Efficacy and safety of intraarticular hylan or hyaluronic acids for osteoarthritis of the knee: A randomized controlled trial


  • ISRCTN: 51421587.



To compare the efficacy and safety of intraarticular hylan and 2 hyaluronic acids (HAs) in osteoarthritis (OA) of the knee.


This was a multicenter, patient-blind, randomized controlled trial in 660 patients with symptomatic knee OA. Patients were randomly assigned to receive 1 cycle of 3 intraarticular injections per knee of 1 of 3 preparations: a high molecular weight cross-linked hylan, a non–cross-linked medium molecular weight HA of avian origin, or a non–cross-linked low molecular weight HA of bacterial origin. The primary outcome measure was the change in the Western Ontario and McMaster Universities Osteoarthritis Index (WOMAC) pain score at 6 months. Secondary outcome measures included local adverse events (effusions or flares) in injected knees. During months 7–12, patients were offered a second cycle of viscosupplementation.

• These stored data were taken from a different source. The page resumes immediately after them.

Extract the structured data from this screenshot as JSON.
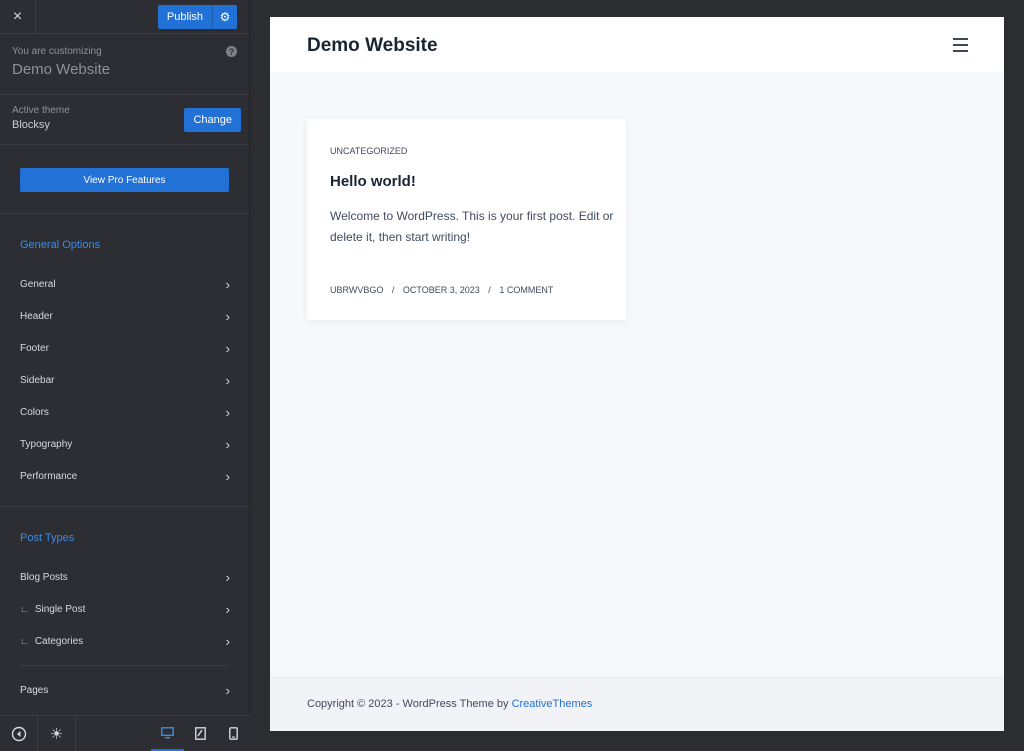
{
  "sidebar": {
    "close_icon": "×",
    "publish_label": "Publish",
    "publish_settings_icon": "⚙",
    "customizing_label": "You are customizing",
    "site_name": "Demo Website",
    "help_icon": "?",
    "active_theme_label": "Active theme",
    "theme_name": "Blocksy",
    "change_label": "Change",
    "pro_button_label": "View Pro Features",
    "general_options_title": "General Options",
    "general_items": [
      "General",
      "Header",
      "Footer",
      "Sidebar",
      "Colors",
      "Typography",
      "Performance"
    ],
    "post_types_title": "Post Types",
    "post_type_items": [
      "Blog Posts",
      "Single Post",
      "Categories"
    ],
    "sub_marker": "∟",
    "pages_label": "Pages",
    "chevron": "›",
    "bottom": {
      "back_icon": "◀",
      "theme_mode_icon": "☀"
    }
  },
  "preview": {
    "site_title": "Demo Website",
    "post": {
      "category": "UNCATEGORIZED",
      "title": "Hello world!",
      "excerpt": "Welcome to WordPress. This is your first post. Edit or delete it, then start writing!",
      "author": "UBRWVBGO",
      "date": "OCTOBER 3, 2023",
      "comments": "1 COMMENT",
      "separator": "/"
    },
    "footer": {
      "text": "Copyright © 2023 - WordPress Theme by ",
      "link": "CreativeThemes"
    }
  },
  "colors": {
    "accent": "#2271d6",
    "sidebar_bg": "#2c2e33",
    "section_title": "#3b8be6"
  }
}
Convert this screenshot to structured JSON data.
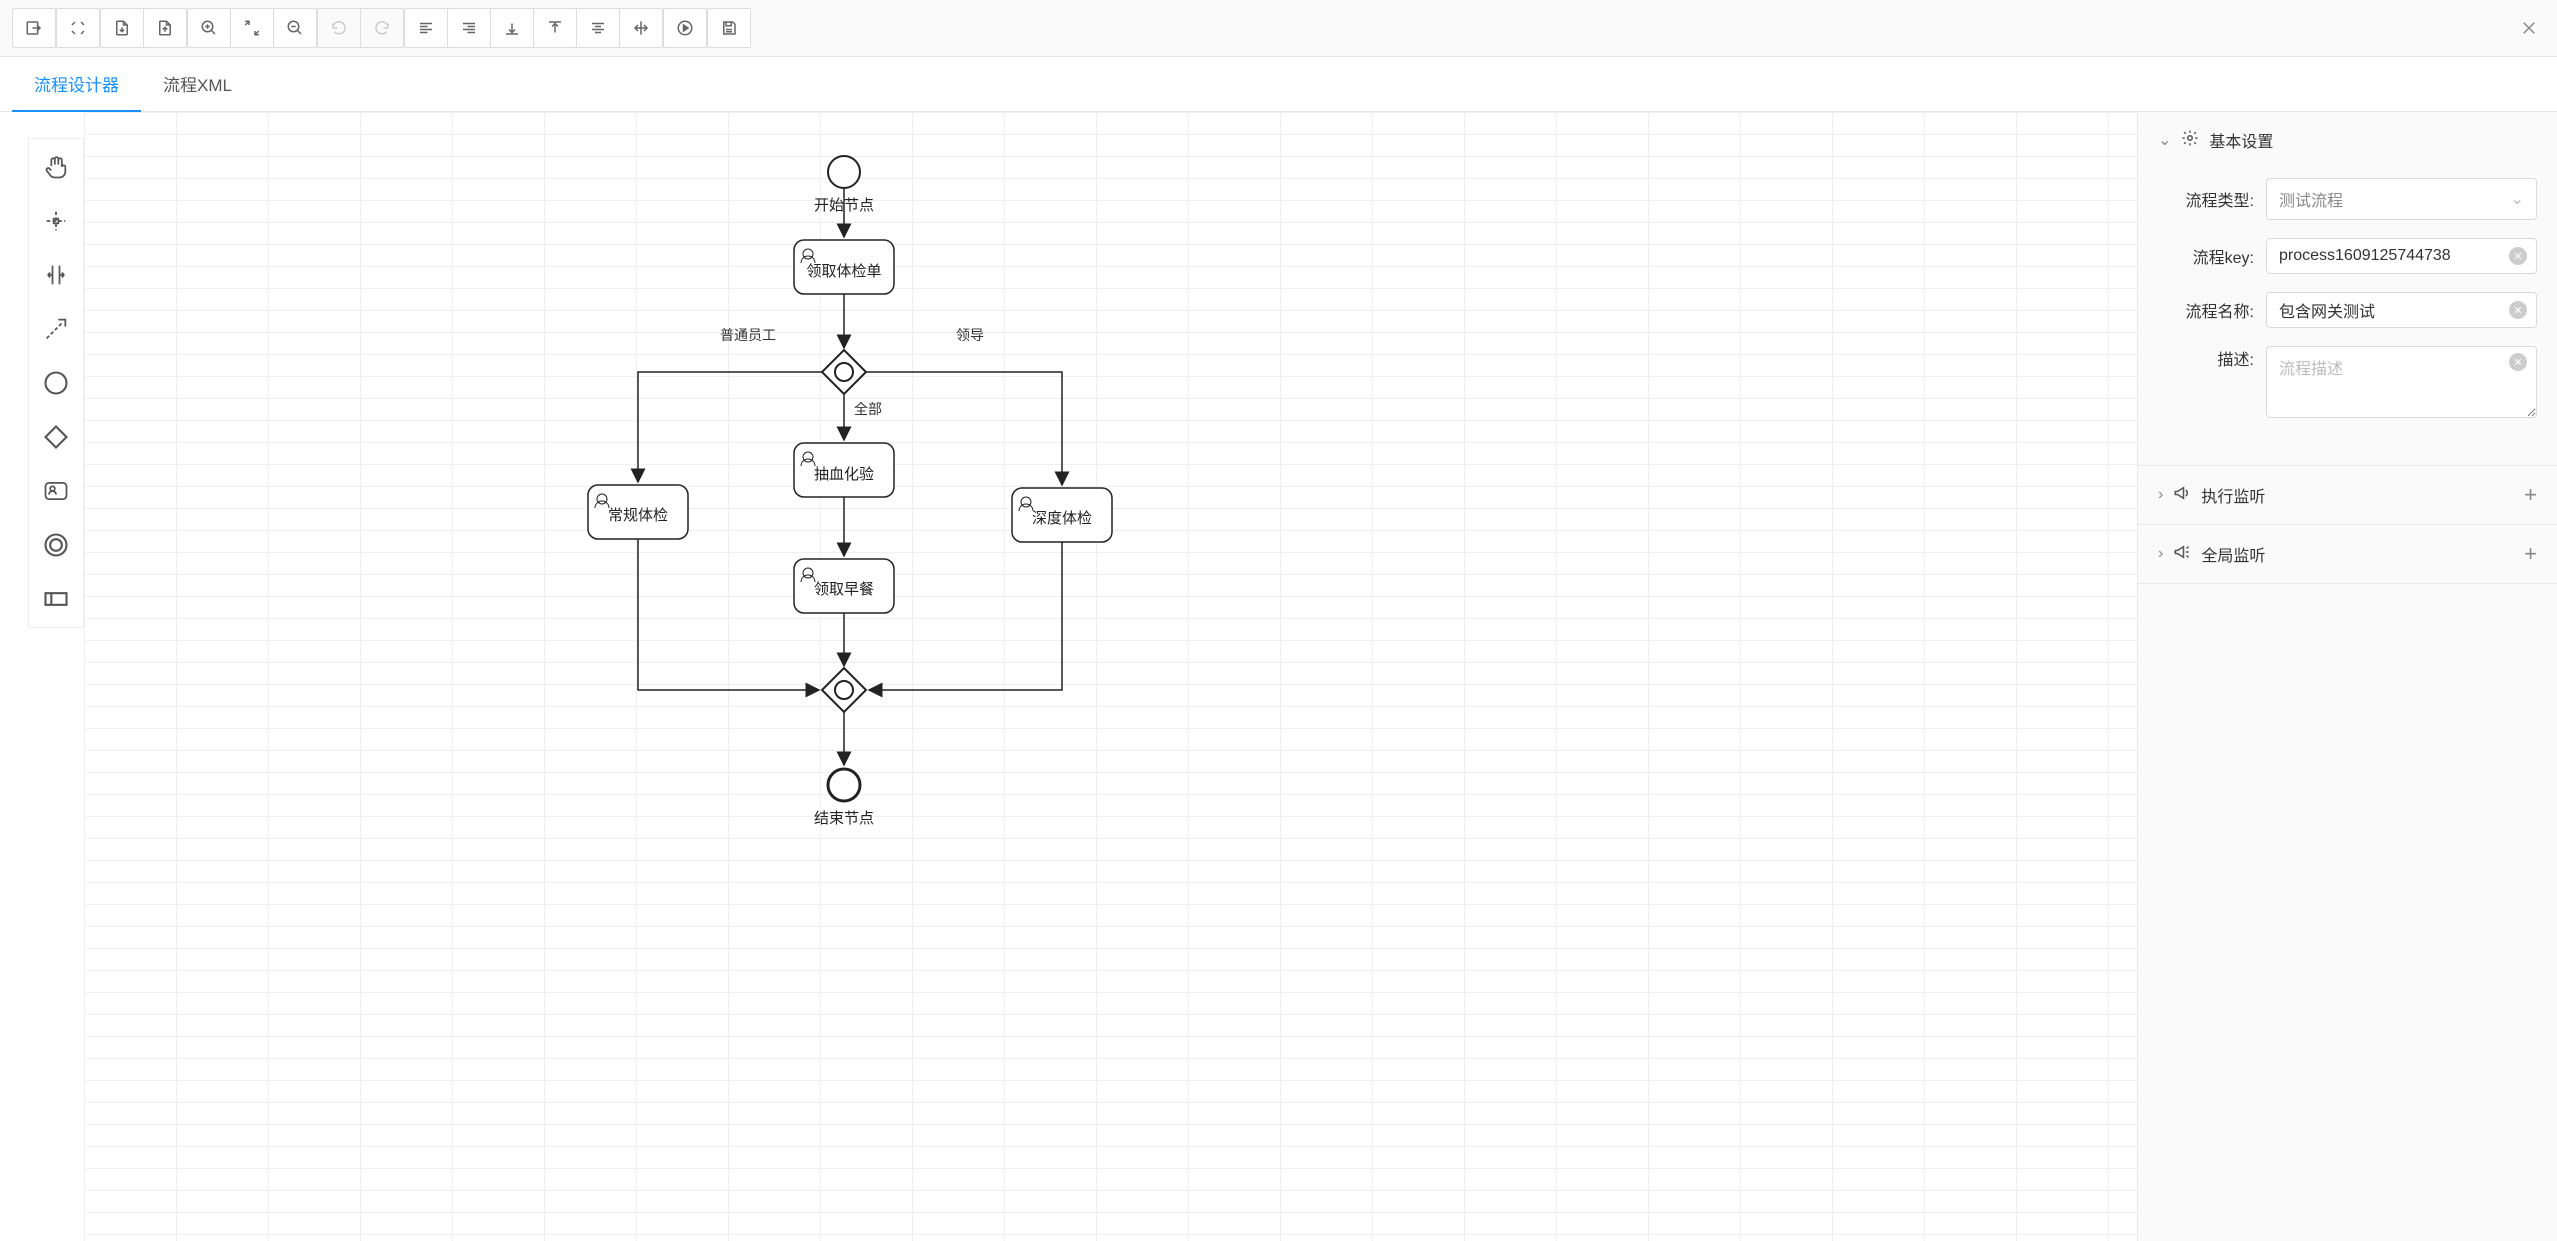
{
  "tabs": {
    "designer": "流程设计器",
    "xml": "流程XML"
  },
  "nodes": {
    "start": "开始节点",
    "end": "结束节点",
    "task_form": "领取体检单",
    "task_blood": "抽血化验",
    "task_regular": "常规体检",
    "task_deep": "深度体检",
    "task_breakfast": "领取早餐"
  },
  "edges": {
    "staff": "普通员工",
    "leader": "领导",
    "all": "全部"
  },
  "panels": {
    "basic": "基本设置",
    "exec_listener": "执行监听",
    "global_listener": "全局监听"
  },
  "form": {
    "type_label": "流程类型:",
    "type_value": "测试流程",
    "key_label": "流程key:",
    "key_value": "process1609125744738",
    "name_label": "流程名称:",
    "name_value": "包含网关测试",
    "desc_label": "描述:",
    "desc_placeholder": "流程描述"
  }
}
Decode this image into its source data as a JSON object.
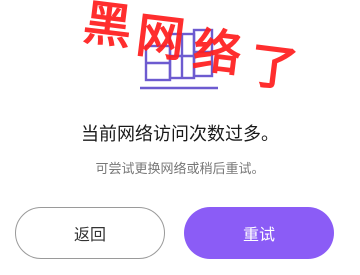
{
  "overlay": {
    "chars": [
      "黑",
      "网",
      "络",
      "了"
    ]
  },
  "error": {
    "message": "当前网络访问次数过多。",
    "hint": "可尝试更换网络或稍后重试。"
  },
  "actions": {
    "back_label": "返回",
    "retry_label": "重试"
  },
  "colors": {
    "accent": "#8b5cf6",
    "overlay_red": "#ff1f1f",
    "illustration_stroke": "#6d5bd0"
  },
  "icons": {
    "illustration": "network-blocked-illustration"
  }
}
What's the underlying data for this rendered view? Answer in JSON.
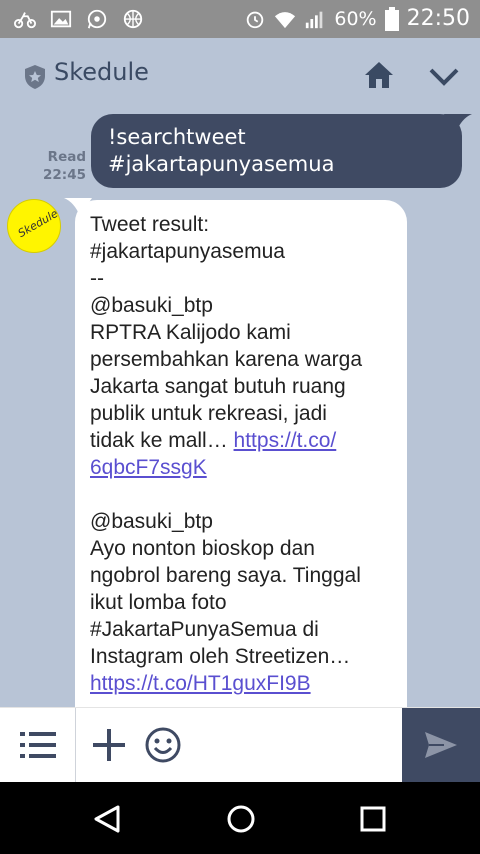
{
  "status_bar": {
    "battery_percent": "60%",
    "time": "22:50",
    "left_icons": [
      "bike-icon",
      "image-icon",
      "whatsapp-icon",
      "globe-icon"
    ],
    "right_icons": [
      "alarm-icon",
      "wifi-icon",
      "signal-icon",
      "battery-icon"
    ]
  },
  "app_bar": {
    "title": "Skedule"
  },
  "messages": {
    "outgoing": {
      "status": "Read",
      "time": "22:45",
      "lines": [
        "!searchtweet",
        "#jakartapunyasemua"
      ]
    },
    "incoming": {
      "avatar_label": "Skedule",
      "line1": "Tweet result:",
      "line2": "#jakartapunyasemua",
      "line3": "--",
      "line4": "@basuki_btp",
      "line5": "RPTRA Kalijodo kami",
      "line6": "persembahkan karena warga",
      "line7": "Jakarta sangat butuh ruang",
      "line8": "publik untuk rekreasi, jadi",
      "line9_text": "tidak ke mall… ",
      "line9_link": "https://t.co/",
      "line10_link": "6qbcF7ssgK",
      "line12": "@basuki_btp",
      "line13": "Ayo nonton bioskop dan",
      "line14": "ngobrol bareng saya. Tinggal",
      "line15": "ikut lomba foto",
      "line16": "#JakartaPunyaSemua di",
      "line17": "Instagram oleh Streetizen…",
      "line18_link": "https://t.co/HT1guxFI9B"
    }
  },
  "colors": {
    "chat_background": "#b8c4d6",
    "outgoing_bubble": "#3f4a63",
    "incoming_bubble": "#ffffff",
    "link": "#5a4fd0",
    "send_button": "#3f4a63"
  }
}
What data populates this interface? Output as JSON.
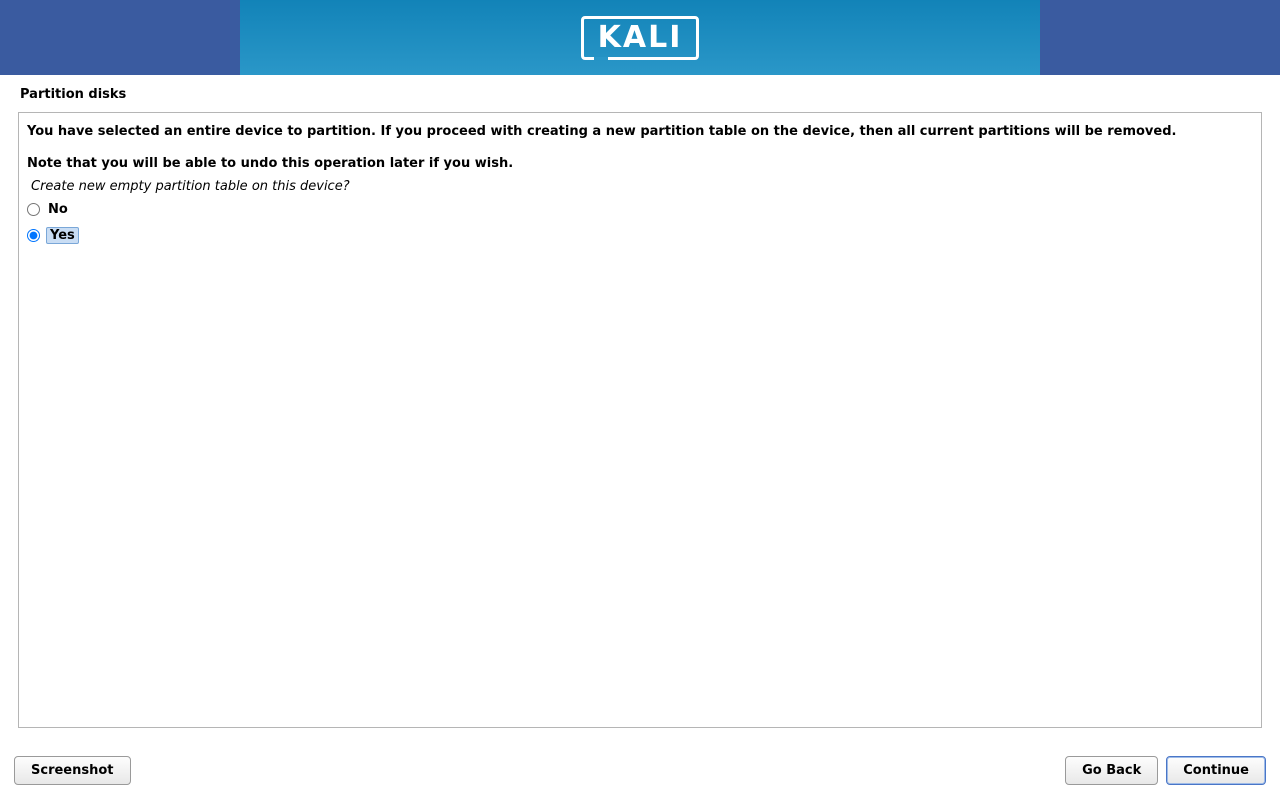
{
  "brand": "KALI",
  "page_title": "Partition disks",
  "warning_line1": "You have selected an entire device to partition. If you proceed with creating a new partition table on the device, then all current partitions will be removed.",
  "warning_line2": "Note that you will be able to undo this operation later if you wish.",
  "question": "Create new empty partition table on this device?",
  "options": {
    "no": "No",
    "yes": "Yes"
  },
  "selected_option": "yes",
  "buttons": {
    "screenshot": "Screenshot",
    "go_back": "Go Back",
    "continue": "Continue"
  }
}
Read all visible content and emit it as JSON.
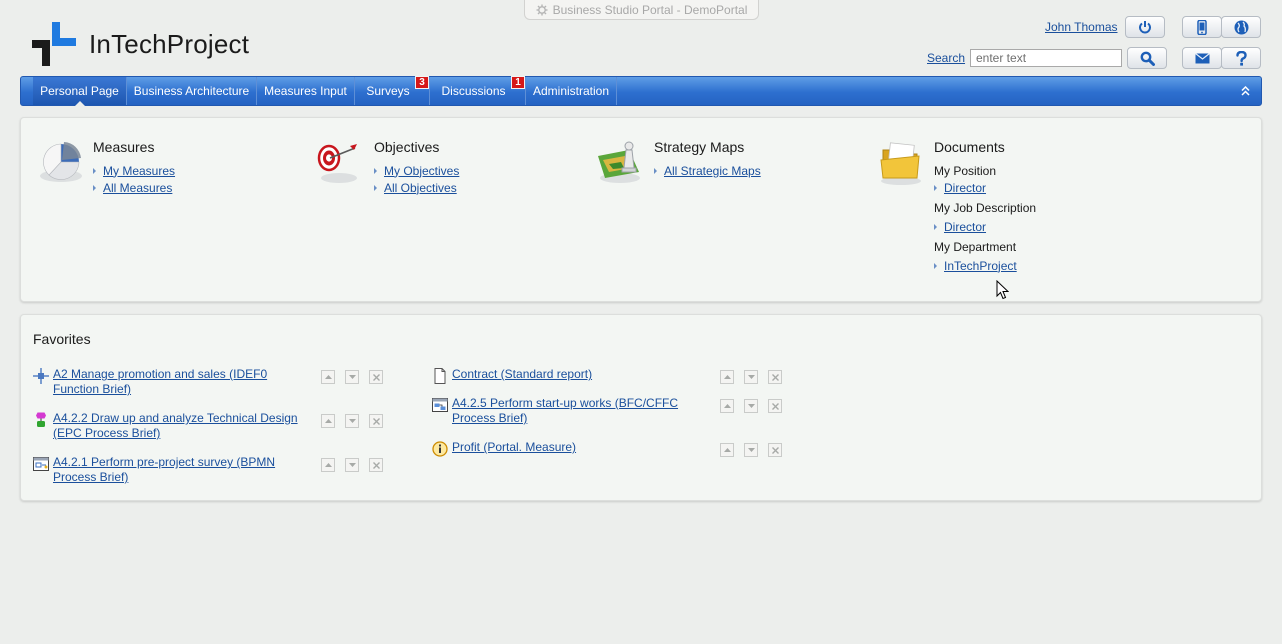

Pain relief was similar in all 3 groups. The difference in changes between baseline and 6 months between hylan and the combined HAs was 0.1 on the WOMAC pain score (95% confidence interval [95% CI] −0.2, 0.3). No relevant differences were observed in any of the secondary efficacy outcomes, and stratified analyses provided no evidence for differences in effects across different patient groups. There was a trend toward more local adverse events in the hylan group than in the HA groups during the first cycle (difference 2.2% [95% CI −2.4, 6.7]), and this trend became more pronounced during the second cycle (difference 6.4% [95% CI 0.6, 12.2]).


We found no evidence for a difference in efficacy between hylan and HAs. In view of its higher costs and potential for more local adverse events, we see no rationale for the continued use of hylan in patients with knee OA.